While this was in some way 'real time' it was only the presence of Brokers and Traders who carried out 'trading' on behalf of people willing to 'buy share' via verbal or telephone instruction.

Sometimes traders in pits wanted to keep track of price changes and only means to record these was a note pad or fag packet.

Rather than writing actual data some reverted to point and figure charting. Traders did not want to record small and irrelevant noises in trading, only those that made significant ones were recorded. O's for 'pipe waters flowing down'...and X's for 'spiders climbing the wall....! or Point and Figure Charting was born. It is basically shorthand version of data of share movement.

Advent of computers allowed people to record data every second, minute, hourly etc....and online trading meant that these kind of decisions were executed faster and in almost real time.

Technical Analysis - It was at that time that the term Technical Analysis was born, with people creating 'indicators' that took into account OHLCV format of data. These were based on information taken from OHLCV and Time (Min, Hour, Day, Month etc etc)

This allowed Traders to see which entity is rising or falling. Traders looking at Fundamental information will decide to sell or purchase the 'shares' of that entity, but Technical Analysts will observe this rise and fall, which will be made more apparent by the indicators and purchase or sell 'shares' by just looking at the indicators reading. Generally they would not look at the PE, EPR etc etc in making that decision.


Yield - http://en.wikipedia.org/wiki/Yield_(finance)

PE Ratio or PER - P/E ratio - Wikipedia, the free encyclopedia

EPR - P/E ratio - Wikipedia, the free encyclopedia

I have been doing research on TA and Indicators for some time now. I have been looking at which indicators work when. Which one will work in - sideways, rising or falling markets....Which indicator will complement another one....what are the best time scale to use for each indicator etc etc....

And then how to group indicators on a chart layout....in this case Metastock....I trade with mid term trading...so it may be weeks or months...I refuse to sit in front of 6 screens, I would rather watch paint dry..!....I have other business interests and time is scarce so I have my own set up that suits me fine.

It is perfectly possible to make reasonable money trading short to mid term.

I have no time for Forex, or spreadbets or CFD. If your TA is perfect then why spreadbet..?..Go for the real thing.
 
you can also think of fundamental analysis is the cause and the technical analysis as the effect. technicians believe that everything fundamentally, psychologically, or whatever may affect the stock price is displayed on charts. technicians believe that studying technical analysis is like a shortcut then rather studying fundamentals. i look at both, but then again they sometimes contradict each other..also, fundamentals are more long-term - you study their annual balance sheets and decide if it's a good investment...technical analysis is more short term- you can just look at a daily chart and using their indicators, you can decide if a stock is worth holding for a couple days to take some quick profits
 
I read somewhere that fundamentals determine price action while technicals express it.
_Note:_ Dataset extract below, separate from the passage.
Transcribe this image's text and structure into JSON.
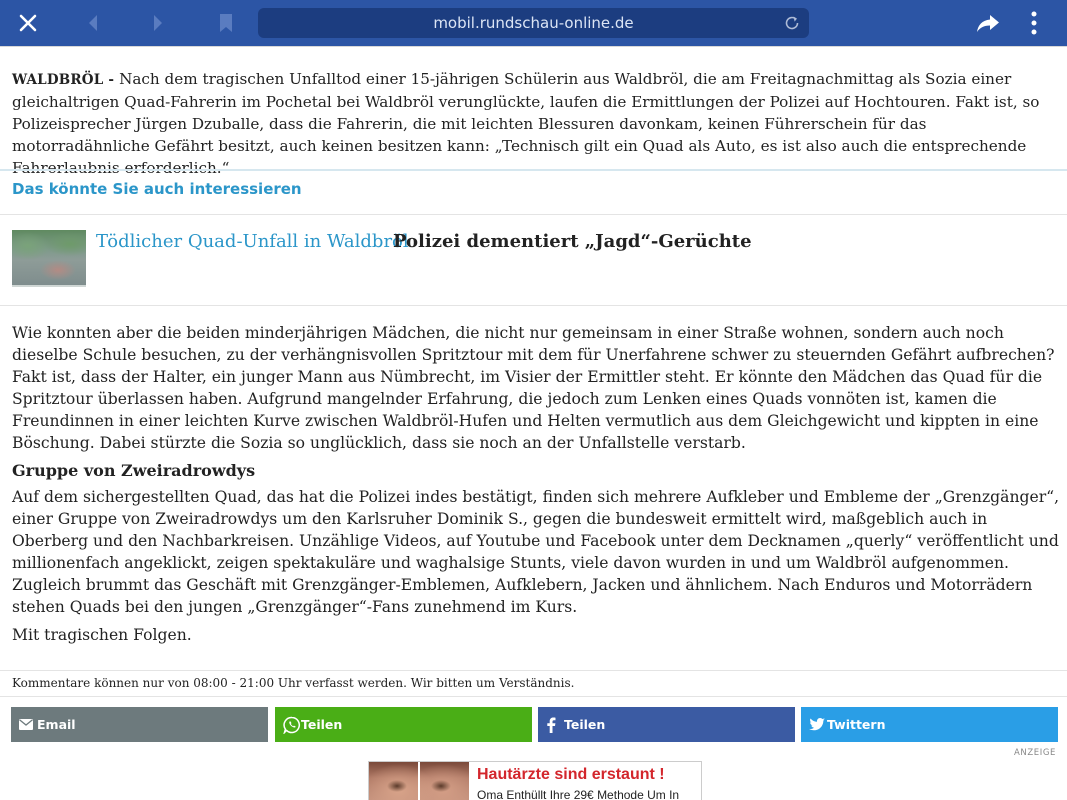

Something to that effect. But in terms of which analysis works best, it's tough to tell. I personally am biased towards fundamentals but then "history tends to repeat itself" so I make use of technical analysis as well.
 
Fundamental analysis is based on looking at external factors that can affect the performance of a company, commodity or currency. These factors can range from anything from a company having a large investment in company that is set to be liquidated, to political issues. This often makes it difficult to conduct research based on fundamental analysis because the factors are generally outside the control of the traders or the stock market.